Interest Rate Roundup

Tuesday, May 09, 2006

The Fed: What it SHOULD do vs. what it WILL do

Tomorrow is the big kahuna -- Fed day. It's widely expected (by me and just about every other market participant) that the Fed will raise interest rates by 25 basis points to 5%. The federal funds rate has been marching higher since June 2004. But ask yourself: Is money really "tight?" I sure don't think so.

Would oil be at $70 if that were the case? Would gold be testing $700? Would CPI and core inflation be generally rising? Would the spread between TIPS and nominal Treasury yields be blowing out? Would various stock market indices be at all-time highs or close to it? Would the spreads between yields on high-risk debt and risk-free debt (Treasuries) be so tight? No.

The fact is, this is a non-tight tightening cycle. Inflation pressures have continued to build because the Fed has allowed too much money to chase too few goods and services.

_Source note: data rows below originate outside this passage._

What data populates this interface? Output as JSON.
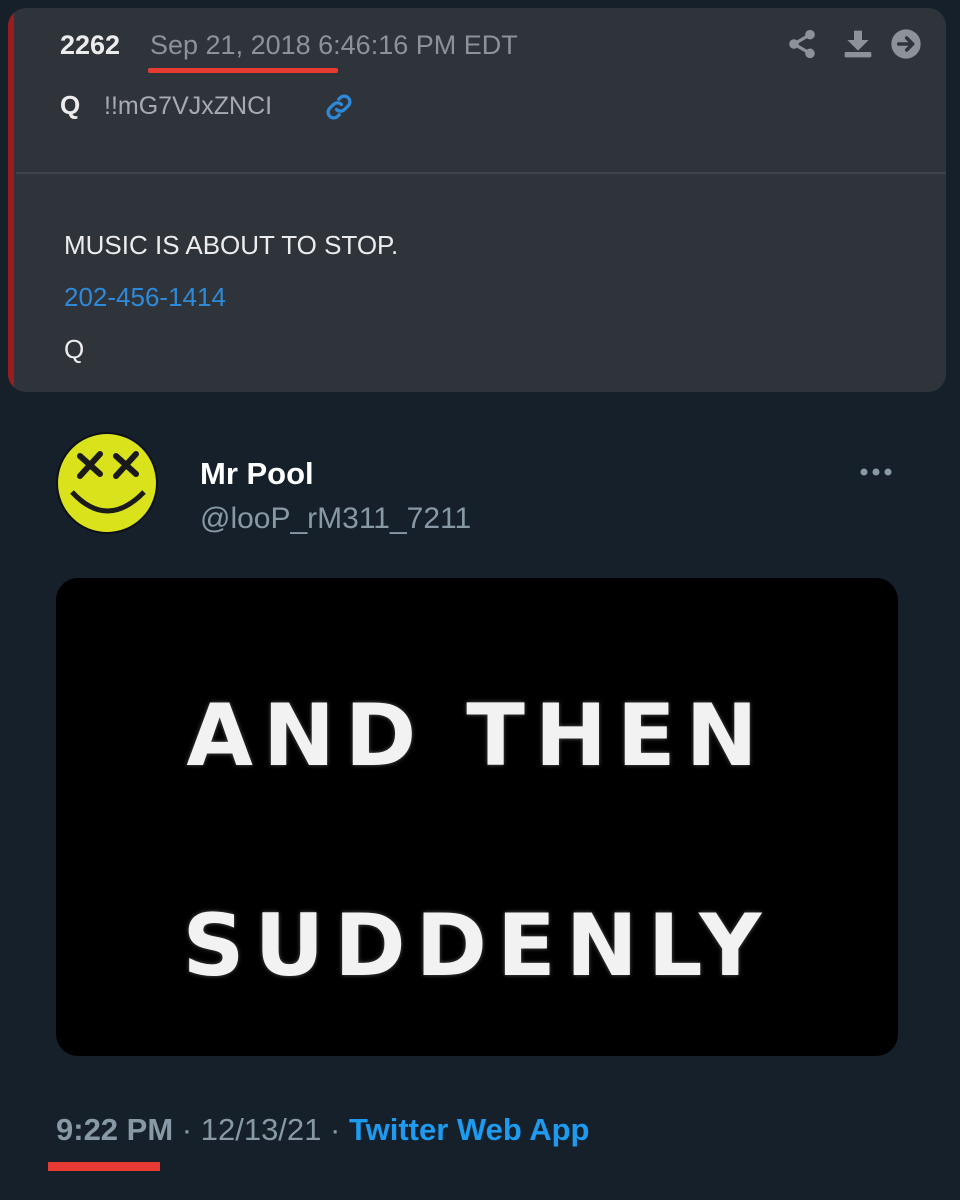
{
  "qpost": {
    "post_number": "2262",
    "date": "Sep 21, 2018 6:46:16 PM EDT",
    "author": "Q",
    "tripcode": "!!mG7VJxZNCI",
    "lines": [
      {
        "text": "MUSIC IS ABOUT TO STOP.",
        "kind": "text"
      },
      {
        "text": "202-456-1414",
        "kind": "phone"
      },
      {
        "text": "Q",
        "kind": "text"
      }
    ],
    "icons": [
      "share-icon",
      "download-icon",
      "forward-icon",
      "link-icon"
    ],
    "colors": {
      "accent": "#9b1c1c",
      "link": "#2e8ad8",
      "highlight": "#e63a32"
    }
  },
  "tweet": {
    "display_name": "Mr Pool",
    "handle": "@looP_rM311_7211",
    "media_lines": [
      "AND THEN",
      "SUDDENLY"
    ],
    "time": "9:22 PM",
    "separator": " · ",
    "date": "12/13/21",
    "source": "Twitter Web App",
    "icons": [
      "avatar",
      "more-icon"
    ],
    "colors": {
      "background": "#15202b",
      "source_link": "#1d9bf0",
      "highlight": "#e63a32"
    }
  }
}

What SHOULD the Fed do tomorrow? Put this "pause" talk to bed. Talk tough about inflation. Highlight that ALL of the inflation indicators they follow have pretty much gotten worse, not better -- and that financial conditions in the market are exceedingly loose.

What WILL the Fed do? That's the real question. I think it could go either way. Bernanke probably realizes he's rapidly becoming the laughing stock of the financial markets world. He and the rest of his Fed cronies keep talking about how "well-contained" inflation is ... while the market keeps making liars out of them. Maybe he takes this opportunity to sound tough.

On the other hand, the housing market is clearly imploding before our eyes. And the Fed continues to insist that the economy as a whole is going to slow any day now. These guys could throw out a bunch of platitudes and give the market what it wants -- an indication that a pause is right around the corner.

At least we don't have to wait very long to find out. 2:15 p.m. or so tomorrow is when the Fed news hits the tape.